City officers add to discrimination lawsuit

Mayor failed to implement own proposals, claim says

February 15, 2005|By Ryan Davis | Ryan Davis,SUN STAFF

A group of city officers suing the Baltimore Police Department has added to its allegations of racial discrimination, claiming that Mayor Martin O'Malley failed to implement his own recommendations for overhauling the department's internal discipline system.

An amended lawsuit filed this month points to a 1998 report by then-Councilman O'Malley that made recommendations for curtailing racial discrimination in the department.

"None of these recommendations has been implemented by the BPD, despite clear knowledge that centralized, subjective decision-making in the discipline system has had and continues to have a disparate impact on African-Americans," the revised lawsuit states.

The additional complaints are contained in an amended lawsuit filed Feb. 3 in federal court.

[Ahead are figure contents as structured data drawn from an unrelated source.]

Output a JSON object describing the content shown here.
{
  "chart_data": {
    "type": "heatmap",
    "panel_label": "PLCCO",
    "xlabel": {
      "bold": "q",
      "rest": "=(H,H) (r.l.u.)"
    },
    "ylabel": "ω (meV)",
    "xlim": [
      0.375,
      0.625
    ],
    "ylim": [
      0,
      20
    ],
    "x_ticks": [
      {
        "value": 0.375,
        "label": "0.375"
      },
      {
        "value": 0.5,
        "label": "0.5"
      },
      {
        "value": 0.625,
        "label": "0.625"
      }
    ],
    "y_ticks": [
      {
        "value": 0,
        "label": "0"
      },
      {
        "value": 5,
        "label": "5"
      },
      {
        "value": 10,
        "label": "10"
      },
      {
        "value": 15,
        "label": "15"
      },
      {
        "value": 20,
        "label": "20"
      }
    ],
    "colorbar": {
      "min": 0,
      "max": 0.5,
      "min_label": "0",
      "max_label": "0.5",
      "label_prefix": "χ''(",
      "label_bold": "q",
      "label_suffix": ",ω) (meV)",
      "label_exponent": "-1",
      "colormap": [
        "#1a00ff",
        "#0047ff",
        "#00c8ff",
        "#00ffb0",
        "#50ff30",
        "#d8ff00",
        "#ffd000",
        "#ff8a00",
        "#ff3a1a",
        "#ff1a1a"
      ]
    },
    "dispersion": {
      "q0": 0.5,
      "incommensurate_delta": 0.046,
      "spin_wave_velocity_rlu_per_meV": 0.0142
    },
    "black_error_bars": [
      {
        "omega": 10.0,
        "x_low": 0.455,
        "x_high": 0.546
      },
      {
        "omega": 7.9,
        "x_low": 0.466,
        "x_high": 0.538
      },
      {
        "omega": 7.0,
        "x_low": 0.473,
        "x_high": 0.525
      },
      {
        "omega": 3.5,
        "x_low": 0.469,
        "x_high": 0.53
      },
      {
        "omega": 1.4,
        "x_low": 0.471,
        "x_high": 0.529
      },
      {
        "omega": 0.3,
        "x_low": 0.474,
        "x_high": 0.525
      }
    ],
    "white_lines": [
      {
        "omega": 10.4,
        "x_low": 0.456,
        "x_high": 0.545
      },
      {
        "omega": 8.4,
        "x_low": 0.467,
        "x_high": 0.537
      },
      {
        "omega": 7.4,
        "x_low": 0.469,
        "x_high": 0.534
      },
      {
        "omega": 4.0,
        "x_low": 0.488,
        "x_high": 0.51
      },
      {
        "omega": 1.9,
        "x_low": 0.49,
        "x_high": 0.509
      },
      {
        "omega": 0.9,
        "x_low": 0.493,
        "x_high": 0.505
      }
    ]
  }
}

Late last year, 21 African-American current and former city police officers filed the initial class action lawsuit. It accused the department of condoning a hostile workplace, blocking black officers from promotion, levying uneven discipline and retaliating against officers who spoke out against discrimination. It also alleged that racism prompted the November firing of former police Commissioner Kevin P. Clark.

The new lawsuit reduces the number of plaintiffs to 16.

A city spokeswoman said officials were reviewing the new suit. "Our position remains the same," said Raquel Guillory.

The city attorney has previously said the allegations are false and that many - even if they were true - are barred by statutes of limitations.